Le singole prove, nel tempo sempre più condivise con i professori, non sono mirate su quesiti nozionistici, ma focalizzate su competenze di base.
Il lavoro della preparazione dei test è molto intenso, e si avvale della consulenza di esperti ben conosciuti anche in campo internazionale e che, nello stesso tempo, padroneggiano il nostro sistema scolastico; alla costruzione di una prova contribuisce il lavoro di circa 250 docenti di livelli scolari e provenienza geografica differenti.
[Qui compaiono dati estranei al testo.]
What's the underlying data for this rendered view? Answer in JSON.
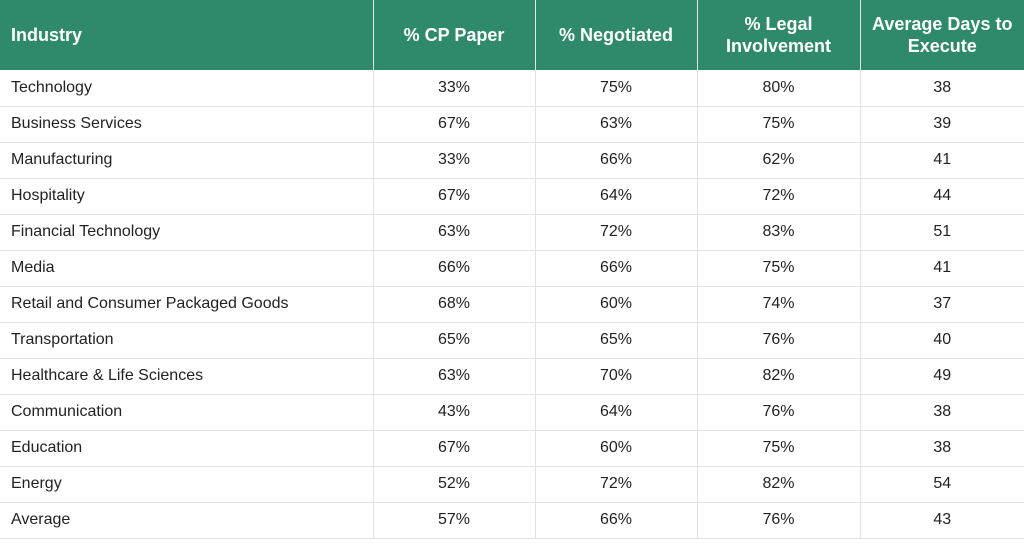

Le prove standardizzate costituiscono una realtà complessa, che comprende una varietà di strumenti di verifica e di metodologie; in particolare si possono distinguere tre categorie di prove:
test che verificano i risultati dei singoli alunni alla fine di un anno di scuola o alla fine di un livello scolastico, e hanno un impatto significativo sulle loro carriere educative;
test che hanno lo scopo principale di monitorare e valutare le scuole e/o il sistema educativo nel suo complesso;
test che hanno principalmente lo scopo di facilitare il processo di apprendimento dei singoli alunni, identificando i loro specifici bisogni di apprendimento per adattare di conseguenza l’insegnamento.
La somministrazione di prove standardizzate si è gradualmente diffusa in Europa negli ultimi due decenni.
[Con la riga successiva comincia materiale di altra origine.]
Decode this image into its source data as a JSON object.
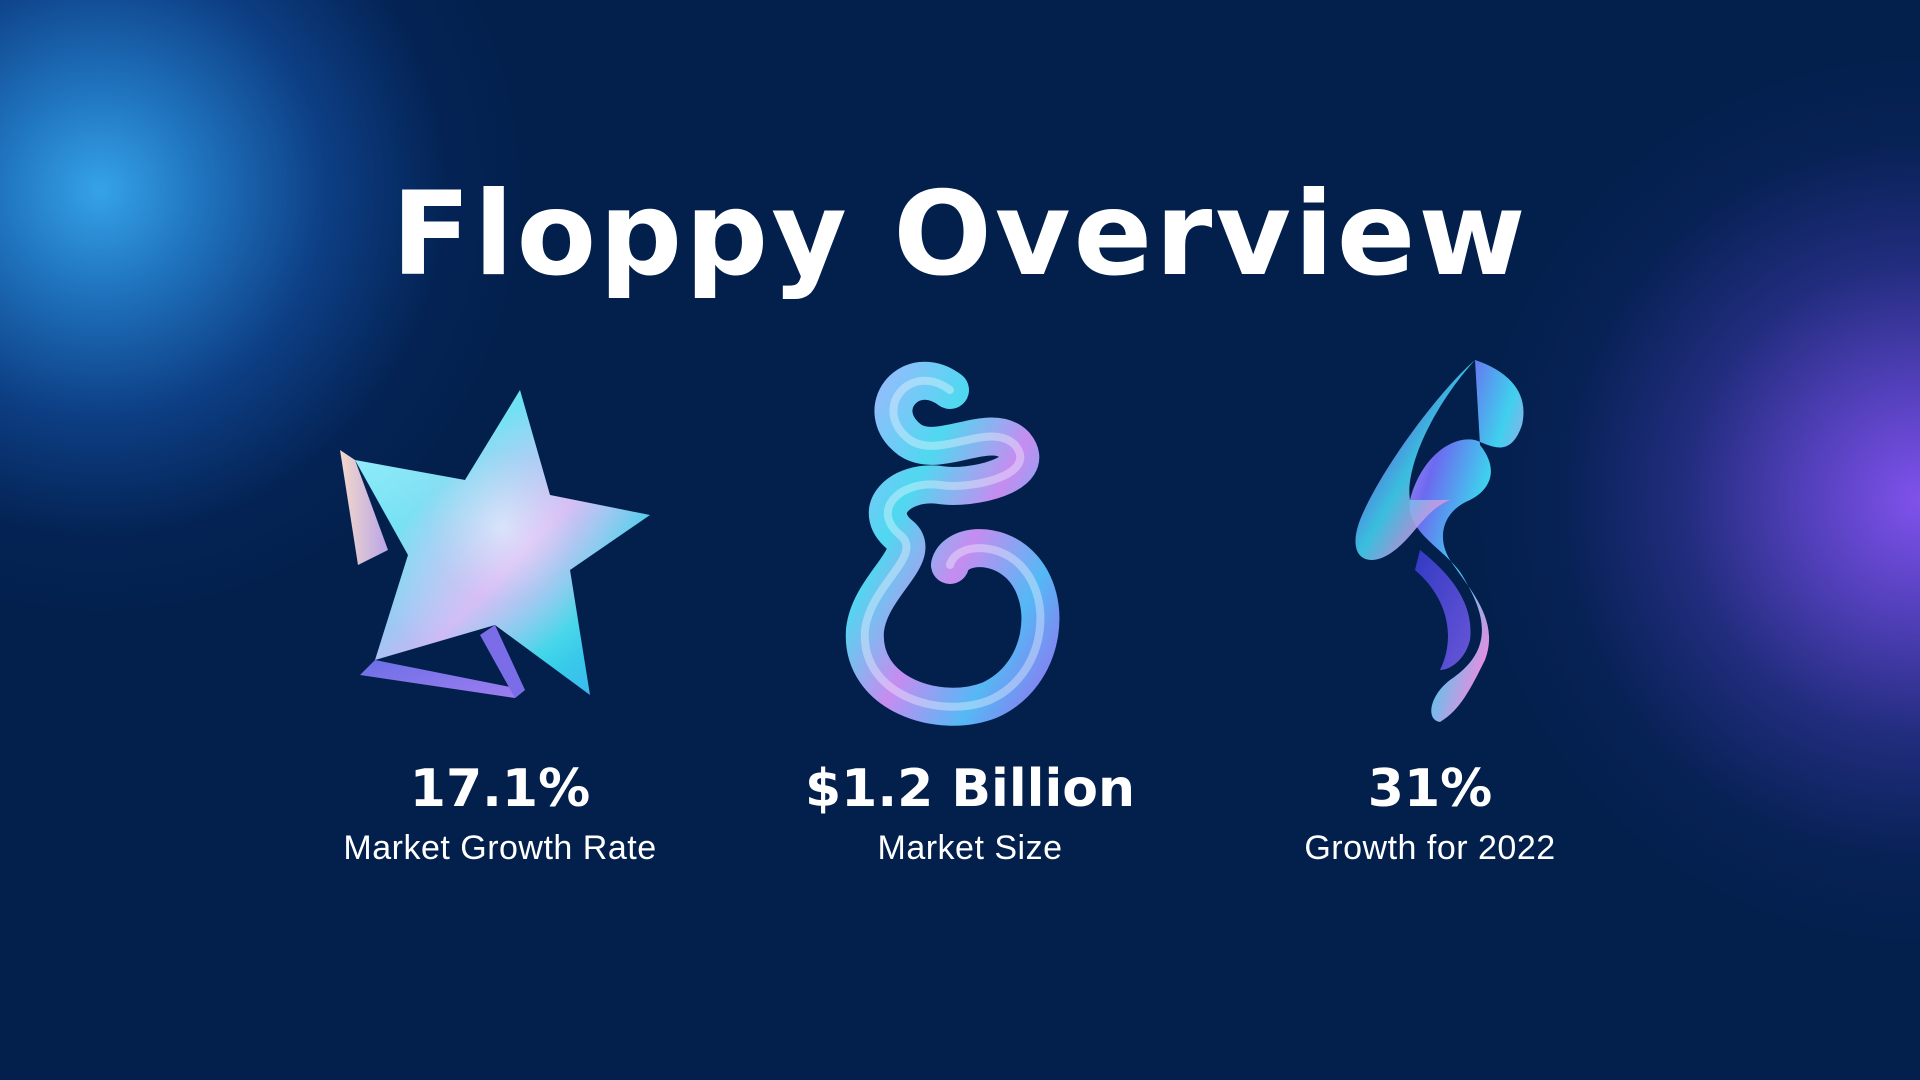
{
  "slide": {
    "title": "Floppy Overview",
    "background_color": "#03204d",
    "glow_colors": [
      "#38aaf0",
      "#8755f5"
    ]
  },
  "stats": [
    {
      "value": "17.1%",
      "label": "Market Growth Rate",
      "art_icon": "holographic-star-icon"
    },
    {
      "value": "$1.2 Billion",
      "label": "Market Size",
      "art_icon": "holographic-swirl-icon"
    },
    {
      "value": "31%",
      "label": "Growth for 2022",
      "art_icon": "holographic-ribbon-icon"
    }
  ]
}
Attualmente quasi tutti i Paesi europei fanno uso di prove standardizzate di apprendimento. In particolare prove nazionali sono utilizzate in Inghilterra, sugli alunni di 7 ed 11 anni di età, nonché nell’esame di fine ciclo dell’obbligo (Gcse), in Francia sugli alunni di 7, 11 e 14 anni, in Germania sugli alunni del terzo e dell’ottavo anno dell’istruzione obbligatoria.
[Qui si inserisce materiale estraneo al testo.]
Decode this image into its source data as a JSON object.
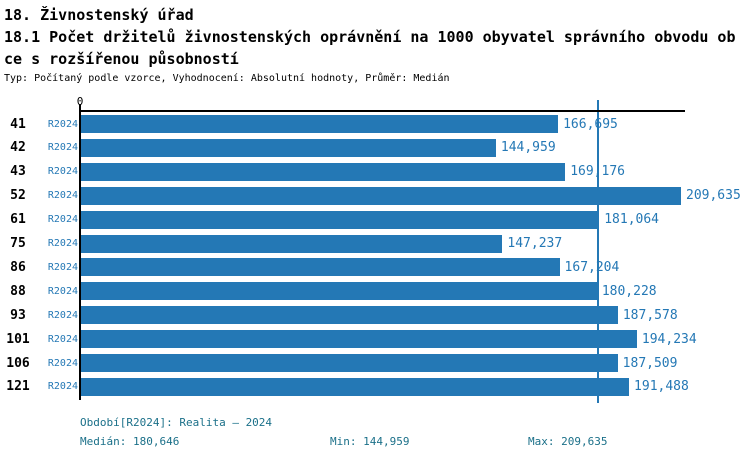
{
  "header": {
    "section_title": "18. Živnostenský úřad",
    "metric_title_line1": "18.1 Počet držitelů živnostenských oprávnění na 1000 obyvatel správního obvodu ob",
    "metric_title_line2": "ce s rozšířenou působností",
    "meta": "Typ: Počítaný podle vzorce, Vyhodnocení: Absolutní hodnoty, Průměr: Medián"
  },
  "chart_data": {
    "type": "bar",
    "orientation": "horizontal",
    "title": "18.1 Počet držitelů živnostenských oprávnění na 1000 obyvatel správního obvodu obce s rozšířenou působností",
    "categories": [
      "41",
      "42",
      "43",
      "52",
      "61",
      "75",
      "86",
      "88",
      "93",
      "101",
      "106",
      "121"
    ],
    "series_label": "R2024",
    "values": [
      166.695,
      144.959,
      169.176,
      209.635,
      181.064,
      147.237,
      167.204,
      180.228,
      187.578,
      194.234,
      187.509,
      191.488
    ],
    "value_labels": [
      "166,695",
      "144,959",
      "169,176",
      "209,635",
      "181,064",
      "147,237",
      "167,204",
      "180,228",
      "187,578",
      "194,234",
      "187,509",
      "191,488"
    ],
    "x_axis": {
      "zero_label": "0",
      "min": 0,
      "max": 209.635
    },
    "median": {
      "value": 180.646,
      "label": "180,646"
    },
    "grid": false,
    "legend_position": "none"
  },
  "footer": {
    "period": "Období[R2024]: Realita – 2024",
    "median": "Medián: 180,646",
    "min": "Min: 144,959",
    "max": "Max: 209,635"
  },
  "colors": {
    "bar": "#2478b5",
    "blue_text": "#2478b5",
    "footer_text": "#1b7089",
    "axis": "#000000",
    "median_line": "#2478b5"
  }
}
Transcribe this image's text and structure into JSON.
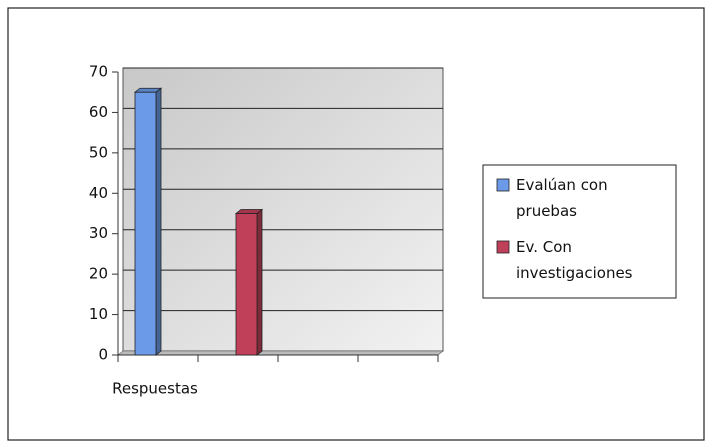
{
  "chart_data": {
    "type": "bar",
    "categories": [
      "Respuestas"
    ],
    "series": [
      {
        "name": "Evalúan con pruebas",
        "color": "#6b9be8",
        "values": [
          65
        ]
      },
      {
        "name": "Ev. Con investigaciones",
        "color": "#c0405a",
        "values": [
          35
        ]
      }
    ],
    "ylim": [
      0,
      70
    ],
    "yticks": [
      0,
      10,
      20,
      30,
      40,
      50,
      60,
      70
    ],
    "grid": true,
    "legend": "right"
  }
}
Il dibattito sulle caratteristiche e sulle modalità di utilizzazione dei test è sempre molto vivace. Diverse sono le questioni in discussione:
l’ambito da sottoporre a verifica: oggi si ritiene più importante verificare il possesso di competenze transdisciplinari;
l’uso delle prove all’interno del sistema di valutazione nazionale: in quasi tutti i Paesi i test vengono utilizzati per l’autovalutazione dalle scuole, in otto Paesi sono utili anche per la valutazione esterna; inoltre i risultati dei test sono uno degli indicatori utilizzati per individuare le scuole “a rischio”;
la pubblicazione dei risultati delle prove a livello di singola scuola: in Inghilterra, Scozia, Svezia, Olanda, Danimarca e alcuni altri Paese il governo pubblica direttamente i risultati o richiede alle scuole di pubblicarli; la maggioranza dei Paesi europei preferisce però pubblicare solo i risultati aggregati;
la frequenza dei test e il loro peso all’interno del sistema: test ripetuti e con un peso eccessivo sulla carriera di studenti e insegnanti determinano il rischio di “teaching to the test”, ovvero focalizzare l’attività di insegnamento sul superamento del test.